Yönetenler övgüyü çok sever...
Alkışın sesine acayip bayılır...
Takdir edildikçe yüzlerinde güller açar...
***
Çoğu zaman, yapılan övgülerin gerçek olmadığına dair hissettikleri iç sesleri bile kendisini o sanal gerçeklikten uyandıramaz.
Zira...
O yöneticilerin çevresinde konuşlanmış, görevleri de gerçekle yüz yüze gelmemesini sağlamak olan bir takım insanlar vardır.
***
Kiminin maddi, kiminin beklenti, kiminin ise gelecek hesabı olan bu insanlar; övgüler düzmek, avuçları patlayıncaya kadar alkışlamak ve takdir etmek için fırsat kollayan insanlardır aslında.
***
Öyle bir alıştırırlar ki yönetenleri; pohpohlama işinde de öylesine ustalaşmışlardır ki, övgülerinin her zaman fazlası var, eksiği yoktur!
Yönetenler de öyle bir alışır ki bu duruma, her biri kendisini adeta başrol oyuncusu sanır.
Yıkama yağlama işini öylesine ustaca yaparlar ki, yönetenler bir süre sonra kendi aynasının karşısına geçip, kendisini kendisinin kahramanı ilan eder!
***
Yönetenler bu durumdan asla rahatsız olmaz.
Bir süre sonra övgü de, alkış da, takdir de resmen otomatiğe bağlanır.
Kendisi mükemmellik havuzuna atılmıştır bir kere.
O havuzun içinde tenkit küfür gibi gelir yönetene...
Eleştiri de yapılabilecek en büyük hadsizliktir.
***
Halbuki; kurum kültürü, yöneticinin övgü ve alkışla beslenmesiyle kurulmaz.

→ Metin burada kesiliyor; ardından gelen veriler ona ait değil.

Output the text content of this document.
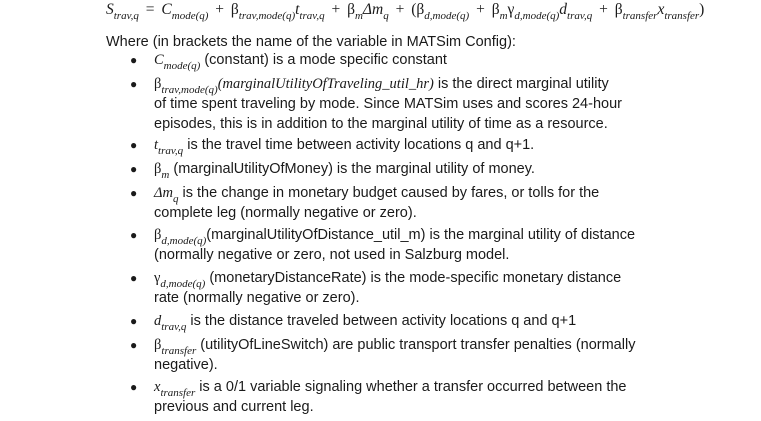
$S_{trav,q} = C_{mode(q)} + \beta_{trav,mode(q)}t_{trav,q} + \beta_m\Delta m_q + (\beta_{d,mode(q)} + \beta_m\gamma_{d,mode(q)}d_{trav,q} + \beta_{transfer}x_{transfer})$
Where (in brackets the name of the variable in MATSim Config):
● $C_{mode(q)}$ (constant) is a mode specific constant
● $\beta_{trav,mode(q)}(marginalUtilityOfTraveling\_util\_hr)$ is the direct marginal utility
of time spent traveling by mode. Since MATSim uses and scores 24-hour
episodes, this is in addition to the marginal utility of time as a resource.
● $t_{trav,q}$ is the travel time between activity locations q and q+1.
● $\beta_m$ (marginalUtilityOfMoney) is the marginal utility of money.
● $\Delta m_q$ is the change in monetary budget caused by fares, or tolls for the
complete leg (normally negative or zero).
● $\beta_{d,mode(q)}(marginalUtilityOfDistance\_util\_m)$ is the marginal utility of distance
(normally negative or zero, not used in Salzburg model.
● $\gamma_{d,mode(q)}$ (monetaryDistanceRate) is the mode-specific monetary distance
rate (normally negative or zero).
● $d_{trav,q}$ is the distance traveled between activity locations q and q+1
● $\beta_{transfer}$ (utilityOfLineSwitch) are public transport transfer penalties (normally
negative).
● $x_{transfer}$ is a 0/1 variable signaling whether a transfer occurred between the
previous and current leg.
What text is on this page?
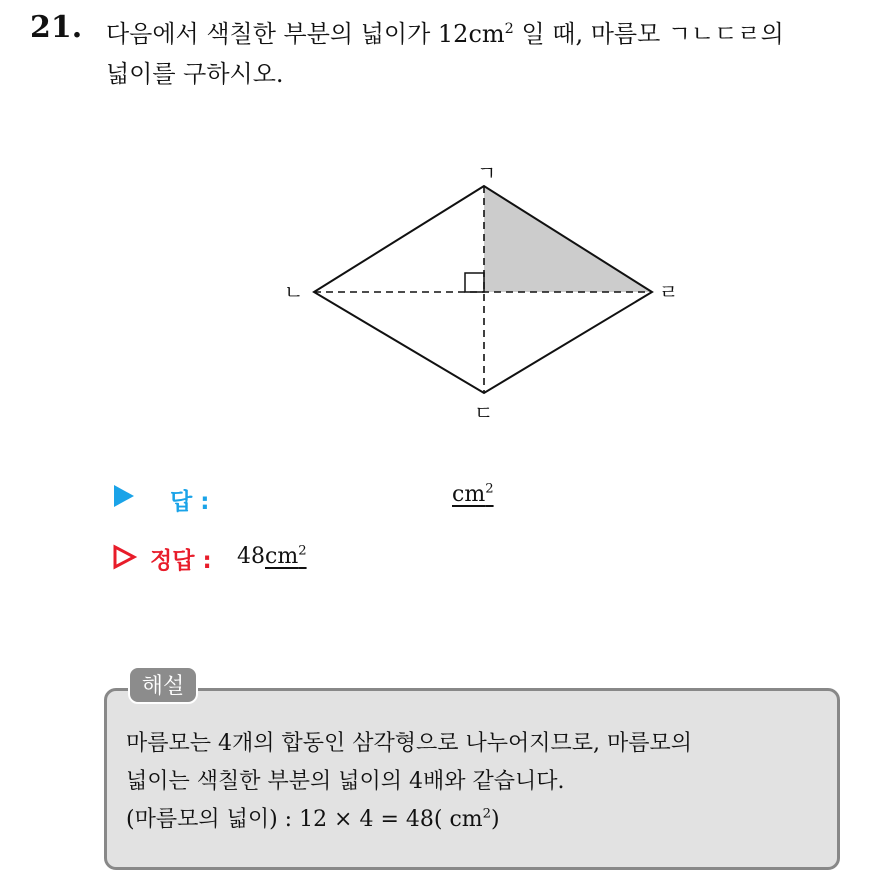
21. 다음에서 색칠한 부분의 넓이가 $12cm^2$ 일 때, 마름모 ㄱㄴㄷㄹ의
넓이를 구하시오.
ㄱ
ㄴ
ㄷ
ㄹ
답 :	$cm^2$
정답 : $48cm^2$
해설
마름모는 4개의 합동인 삼각형으로 나누어지므로, 마름모의
넓이는 색칠한 부분의 넓이의 4배와 같습니다.
(마름모의 넓이) : 12 × 4 = 48( $cm^2$)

Kurum kültürü ancak, yöneticinin eksiklerini görüp duyabildiğinde, eleştirileri susturmayıp aksine teşvik ettiğinde, hatalar yüzleşme alanı bulduğunda oluşur.
***
Ama gelin görün ki, hiçbir yöneten:
“Beni övmeyin, beni alkışlamayın. Ben zaten söz verdiğim, yapılması gereken işleri yapıyorum. Siz benim daha başarılı olup, daha faydalı işler yapmamı istiyorsanız beni eleştirin. Yapmadıklarımı, yapamadıklarımı yüzüme vurun” demiyor...
***
Bu denilmedikçe, güzelleyenlerin güzellemeleri de, yönetenin kendine olan hayranlığı da arttıkça artıyor.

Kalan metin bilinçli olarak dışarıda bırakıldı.